Investment is also recommended in the wider workforce’s digital skills, with the committee explaining that digital is “understood as a thread that runs through healthcare, not as a specialist skillset that is only relevant to some staff and occupations.” DHSC needs to work with NHS England to ensure that digital training is integrated throughout its wider learning programmes when devising professional training, the report says.
It makes the case that the NHS workforce needs to be given the “time and headspace” to engage with the process of introducing digital initiatives. Without this, staff could perceive digital transformation as an “unwelcome, time-consuming imposition.”
“Co-designing digital initiatives with staff – including but not limited to clinicians – is essential to ensure that these offer workable improvements to existing practices,” the report says.
The committee also advised the government that if it does not address the digital skills gap, digital transformation of health and social care will be further hindered.
The DHSC spokesperson added: “Harnessing technology to improve services for patients is one of the health and social care secretary’s key priorities and we are working closely with the NHS to upskill the workforce.” They added that DHSC is working to “professionalise” the specialist DDaT and informatics workforce and is currently creating a “consistent method of defining and banding job roles to stabilise pay.” One of the ways they are doing that is by “defining career pathways that are vertical and horizontal.”
The same day the committee report was published, NHS England revealed its long-awaited NHS Long Term Workforce Plan. While it does mention that private sector pay proves a factor in issues retaining and recruiting talent, there was no mention of DDaT pay bands.
Dr Owain Rhys Hughes, NHS surgeon and founder of online referrals platform Cinapsis, told Tech Monitor that policy leaders in government and the NHS needed to prioritise the introduction of more “efficient, interoperable and intuitive” software systems to support and maximise innovation.
“By doing so, we can ensure that true digital transformation is not just a lofty aspiration but a tangible reality for the NHS, helping strengthen and support our healthcare services to ensure they can continue to meet evolving patient demand,” he says
The surgeon explained that while advancements in new digital tools such as artificial intelligence (AI) can help improve diagnosis and treatment, underlying software and connectivity issues need to be addressed.

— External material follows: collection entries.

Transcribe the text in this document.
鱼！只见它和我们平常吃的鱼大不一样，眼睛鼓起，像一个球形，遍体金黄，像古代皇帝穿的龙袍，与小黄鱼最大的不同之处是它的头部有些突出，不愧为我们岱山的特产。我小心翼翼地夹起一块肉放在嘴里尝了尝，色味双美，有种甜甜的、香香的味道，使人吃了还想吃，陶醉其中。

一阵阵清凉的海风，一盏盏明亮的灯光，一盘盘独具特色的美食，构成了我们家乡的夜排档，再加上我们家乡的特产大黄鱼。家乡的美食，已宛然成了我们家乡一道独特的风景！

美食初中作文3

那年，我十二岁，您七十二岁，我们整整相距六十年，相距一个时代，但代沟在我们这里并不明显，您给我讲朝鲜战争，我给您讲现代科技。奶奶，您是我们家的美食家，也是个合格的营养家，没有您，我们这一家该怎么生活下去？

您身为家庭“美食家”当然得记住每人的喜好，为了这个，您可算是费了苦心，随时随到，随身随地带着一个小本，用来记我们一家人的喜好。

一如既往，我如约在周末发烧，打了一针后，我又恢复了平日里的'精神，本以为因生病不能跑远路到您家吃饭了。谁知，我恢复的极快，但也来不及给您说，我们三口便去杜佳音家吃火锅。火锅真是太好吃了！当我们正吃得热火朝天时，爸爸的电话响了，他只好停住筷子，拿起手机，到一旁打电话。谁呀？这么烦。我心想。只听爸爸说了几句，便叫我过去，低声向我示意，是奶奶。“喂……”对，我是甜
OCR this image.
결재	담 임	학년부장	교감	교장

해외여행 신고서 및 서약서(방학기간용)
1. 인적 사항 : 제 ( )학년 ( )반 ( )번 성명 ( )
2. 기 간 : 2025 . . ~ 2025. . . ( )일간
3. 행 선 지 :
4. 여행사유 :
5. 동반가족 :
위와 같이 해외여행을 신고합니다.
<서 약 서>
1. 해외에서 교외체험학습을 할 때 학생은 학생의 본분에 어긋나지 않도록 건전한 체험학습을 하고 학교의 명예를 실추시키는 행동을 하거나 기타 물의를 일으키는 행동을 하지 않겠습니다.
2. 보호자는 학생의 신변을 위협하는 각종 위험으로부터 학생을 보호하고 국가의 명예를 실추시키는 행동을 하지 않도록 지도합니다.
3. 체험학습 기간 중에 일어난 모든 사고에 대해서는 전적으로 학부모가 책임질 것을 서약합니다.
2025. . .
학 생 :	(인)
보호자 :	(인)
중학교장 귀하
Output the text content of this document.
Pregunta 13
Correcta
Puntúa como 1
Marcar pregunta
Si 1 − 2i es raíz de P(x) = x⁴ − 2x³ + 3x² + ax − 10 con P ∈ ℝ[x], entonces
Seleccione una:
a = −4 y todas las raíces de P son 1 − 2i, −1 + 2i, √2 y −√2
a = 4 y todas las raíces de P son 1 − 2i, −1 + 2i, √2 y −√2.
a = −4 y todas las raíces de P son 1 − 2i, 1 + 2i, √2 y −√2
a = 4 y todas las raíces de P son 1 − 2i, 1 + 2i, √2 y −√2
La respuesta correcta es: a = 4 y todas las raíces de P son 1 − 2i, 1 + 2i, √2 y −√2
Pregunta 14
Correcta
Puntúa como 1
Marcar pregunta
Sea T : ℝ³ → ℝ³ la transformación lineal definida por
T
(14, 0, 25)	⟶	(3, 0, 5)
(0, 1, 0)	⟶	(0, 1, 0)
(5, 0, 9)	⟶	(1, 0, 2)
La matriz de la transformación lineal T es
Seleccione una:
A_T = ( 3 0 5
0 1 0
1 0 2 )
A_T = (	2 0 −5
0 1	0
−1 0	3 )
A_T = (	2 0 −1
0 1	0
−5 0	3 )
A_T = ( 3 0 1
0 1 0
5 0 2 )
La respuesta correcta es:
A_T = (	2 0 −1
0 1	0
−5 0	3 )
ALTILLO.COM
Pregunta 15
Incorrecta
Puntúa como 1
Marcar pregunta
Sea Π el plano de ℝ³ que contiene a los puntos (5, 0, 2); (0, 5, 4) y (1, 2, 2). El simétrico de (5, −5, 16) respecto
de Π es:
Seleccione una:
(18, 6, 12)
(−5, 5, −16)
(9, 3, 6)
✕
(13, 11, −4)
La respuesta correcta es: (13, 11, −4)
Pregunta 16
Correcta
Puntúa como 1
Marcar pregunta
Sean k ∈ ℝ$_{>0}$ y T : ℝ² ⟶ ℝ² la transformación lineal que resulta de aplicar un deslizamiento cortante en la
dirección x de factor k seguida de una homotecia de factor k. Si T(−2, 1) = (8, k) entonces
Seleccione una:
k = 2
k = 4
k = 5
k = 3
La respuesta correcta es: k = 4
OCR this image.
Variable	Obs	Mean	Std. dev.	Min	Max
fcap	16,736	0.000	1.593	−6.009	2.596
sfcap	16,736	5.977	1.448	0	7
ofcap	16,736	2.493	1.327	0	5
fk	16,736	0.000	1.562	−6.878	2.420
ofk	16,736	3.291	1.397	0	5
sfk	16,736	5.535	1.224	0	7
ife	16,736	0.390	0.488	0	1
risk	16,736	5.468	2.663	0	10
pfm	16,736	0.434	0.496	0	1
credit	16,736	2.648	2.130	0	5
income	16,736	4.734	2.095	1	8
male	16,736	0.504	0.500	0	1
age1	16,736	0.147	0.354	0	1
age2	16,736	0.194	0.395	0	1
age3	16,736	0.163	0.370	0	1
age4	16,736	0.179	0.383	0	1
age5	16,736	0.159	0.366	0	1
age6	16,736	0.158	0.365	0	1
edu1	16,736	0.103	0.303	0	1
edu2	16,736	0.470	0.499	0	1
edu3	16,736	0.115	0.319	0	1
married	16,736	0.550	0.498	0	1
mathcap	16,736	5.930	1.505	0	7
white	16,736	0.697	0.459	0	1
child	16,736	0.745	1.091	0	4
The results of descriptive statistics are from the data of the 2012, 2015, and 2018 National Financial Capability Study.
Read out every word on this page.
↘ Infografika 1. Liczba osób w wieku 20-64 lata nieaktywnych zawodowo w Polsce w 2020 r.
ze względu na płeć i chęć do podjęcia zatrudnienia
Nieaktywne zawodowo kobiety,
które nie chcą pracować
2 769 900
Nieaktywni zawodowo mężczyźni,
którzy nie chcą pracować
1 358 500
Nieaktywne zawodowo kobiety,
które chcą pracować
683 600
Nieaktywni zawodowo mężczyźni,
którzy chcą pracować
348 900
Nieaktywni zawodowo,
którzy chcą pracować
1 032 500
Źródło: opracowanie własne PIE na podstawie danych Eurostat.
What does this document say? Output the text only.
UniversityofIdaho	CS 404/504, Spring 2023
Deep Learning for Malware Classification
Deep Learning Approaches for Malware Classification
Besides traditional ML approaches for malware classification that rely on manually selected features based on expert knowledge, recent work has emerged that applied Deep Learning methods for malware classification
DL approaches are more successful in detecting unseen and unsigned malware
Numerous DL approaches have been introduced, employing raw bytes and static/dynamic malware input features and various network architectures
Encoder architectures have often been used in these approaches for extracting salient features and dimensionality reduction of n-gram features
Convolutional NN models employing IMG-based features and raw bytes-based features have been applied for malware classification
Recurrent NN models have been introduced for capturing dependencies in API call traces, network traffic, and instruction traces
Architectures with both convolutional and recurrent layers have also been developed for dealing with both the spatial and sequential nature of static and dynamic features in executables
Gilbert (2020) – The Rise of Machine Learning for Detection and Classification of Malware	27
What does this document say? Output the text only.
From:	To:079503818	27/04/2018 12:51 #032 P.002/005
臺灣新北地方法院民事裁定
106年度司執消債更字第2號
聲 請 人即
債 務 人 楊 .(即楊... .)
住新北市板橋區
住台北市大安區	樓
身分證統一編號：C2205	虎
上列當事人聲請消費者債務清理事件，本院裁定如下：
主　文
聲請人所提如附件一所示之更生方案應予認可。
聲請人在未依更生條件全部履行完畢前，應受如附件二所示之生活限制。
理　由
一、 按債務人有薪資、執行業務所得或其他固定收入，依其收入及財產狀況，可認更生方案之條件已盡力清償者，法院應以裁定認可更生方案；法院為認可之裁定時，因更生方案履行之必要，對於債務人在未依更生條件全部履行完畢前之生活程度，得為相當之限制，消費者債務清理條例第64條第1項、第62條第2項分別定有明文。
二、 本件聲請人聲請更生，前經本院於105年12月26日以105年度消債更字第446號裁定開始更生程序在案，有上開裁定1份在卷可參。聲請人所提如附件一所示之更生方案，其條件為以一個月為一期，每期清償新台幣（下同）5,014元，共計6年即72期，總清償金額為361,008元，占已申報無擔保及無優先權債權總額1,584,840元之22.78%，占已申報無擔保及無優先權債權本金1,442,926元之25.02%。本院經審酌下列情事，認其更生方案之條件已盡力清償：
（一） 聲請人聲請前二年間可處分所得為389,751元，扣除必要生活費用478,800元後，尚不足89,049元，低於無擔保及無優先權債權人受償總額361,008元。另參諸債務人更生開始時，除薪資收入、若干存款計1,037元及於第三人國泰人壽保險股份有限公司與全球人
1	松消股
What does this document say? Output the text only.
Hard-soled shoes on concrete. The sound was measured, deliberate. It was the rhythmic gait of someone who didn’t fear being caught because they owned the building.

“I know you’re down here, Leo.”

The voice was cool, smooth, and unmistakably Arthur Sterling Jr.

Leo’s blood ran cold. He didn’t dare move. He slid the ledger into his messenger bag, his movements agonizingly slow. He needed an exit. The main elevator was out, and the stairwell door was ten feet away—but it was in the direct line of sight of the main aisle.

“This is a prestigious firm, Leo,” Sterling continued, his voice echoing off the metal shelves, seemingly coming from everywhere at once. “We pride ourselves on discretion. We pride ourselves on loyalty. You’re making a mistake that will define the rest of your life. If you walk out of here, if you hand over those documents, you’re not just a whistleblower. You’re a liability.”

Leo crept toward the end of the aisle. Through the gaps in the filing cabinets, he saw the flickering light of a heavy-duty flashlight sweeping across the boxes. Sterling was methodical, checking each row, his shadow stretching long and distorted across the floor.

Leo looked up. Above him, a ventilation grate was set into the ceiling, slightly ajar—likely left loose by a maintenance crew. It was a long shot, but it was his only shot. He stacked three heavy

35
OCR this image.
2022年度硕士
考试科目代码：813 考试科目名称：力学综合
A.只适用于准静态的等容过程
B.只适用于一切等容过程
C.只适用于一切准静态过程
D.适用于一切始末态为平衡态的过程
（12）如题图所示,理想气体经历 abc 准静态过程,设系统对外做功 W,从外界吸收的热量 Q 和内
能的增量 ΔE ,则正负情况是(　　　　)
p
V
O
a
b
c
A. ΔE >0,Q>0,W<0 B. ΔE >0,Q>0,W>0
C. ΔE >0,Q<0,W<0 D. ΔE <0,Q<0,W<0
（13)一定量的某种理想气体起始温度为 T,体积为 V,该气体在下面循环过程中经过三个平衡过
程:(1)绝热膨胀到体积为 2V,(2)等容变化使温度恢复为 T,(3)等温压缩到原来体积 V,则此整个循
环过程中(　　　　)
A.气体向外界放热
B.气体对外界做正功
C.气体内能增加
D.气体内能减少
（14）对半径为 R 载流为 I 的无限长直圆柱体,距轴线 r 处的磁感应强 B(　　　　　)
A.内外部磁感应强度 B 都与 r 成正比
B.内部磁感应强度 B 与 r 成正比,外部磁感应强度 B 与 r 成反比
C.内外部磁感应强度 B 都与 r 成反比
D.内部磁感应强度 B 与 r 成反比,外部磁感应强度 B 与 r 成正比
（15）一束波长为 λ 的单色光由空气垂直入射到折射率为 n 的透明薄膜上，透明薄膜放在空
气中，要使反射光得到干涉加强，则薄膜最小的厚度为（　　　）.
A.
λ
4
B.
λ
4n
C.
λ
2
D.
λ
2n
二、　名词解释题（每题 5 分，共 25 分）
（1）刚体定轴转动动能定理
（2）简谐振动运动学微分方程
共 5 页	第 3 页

“We cannot afford to overlook the barriers presented by the clunky, outdated infrastructure that still underpins much of the NHS’s digital systems,” he argues. “These systems are often slow, require significant amounts of manual input and cannot ‘speak’ to one another, creating siloes which make tools difficult for clinicians to use and inhibit genuine collaboration between different services.”
Fabien Rech, SVP and general manager for EMEA at cybersecurity vendor Trellix, says the report shows how a reliance on legacy systems presents significant security challenges: “It limits threat visibility and contributes to the increasing attack surface for threat delivery,” Rech says. “While some threat actor groups may have moral qualms around attacking the healthcare industry, it’s no secret that the data held by institutions such as the NHS is rich and highly sensitive – this makes them a prime target for less discerning threat groups.”
Trade unions have also waded in on the conversation, due to the publication of the NHS workforce plan. Sara Gorton, UNISON head of health, commented that pay needed to lie at the heart of any solution for NHS workers.
“Action on retention is key,” Gorton says. “There are simply too few staff across all jobs and services. That makes it difficult for the NHS to function as a modern health system.” She believes that “finding a fix for pay” must lie at the heart of any solution, adding: “The pay review body process no longer works.”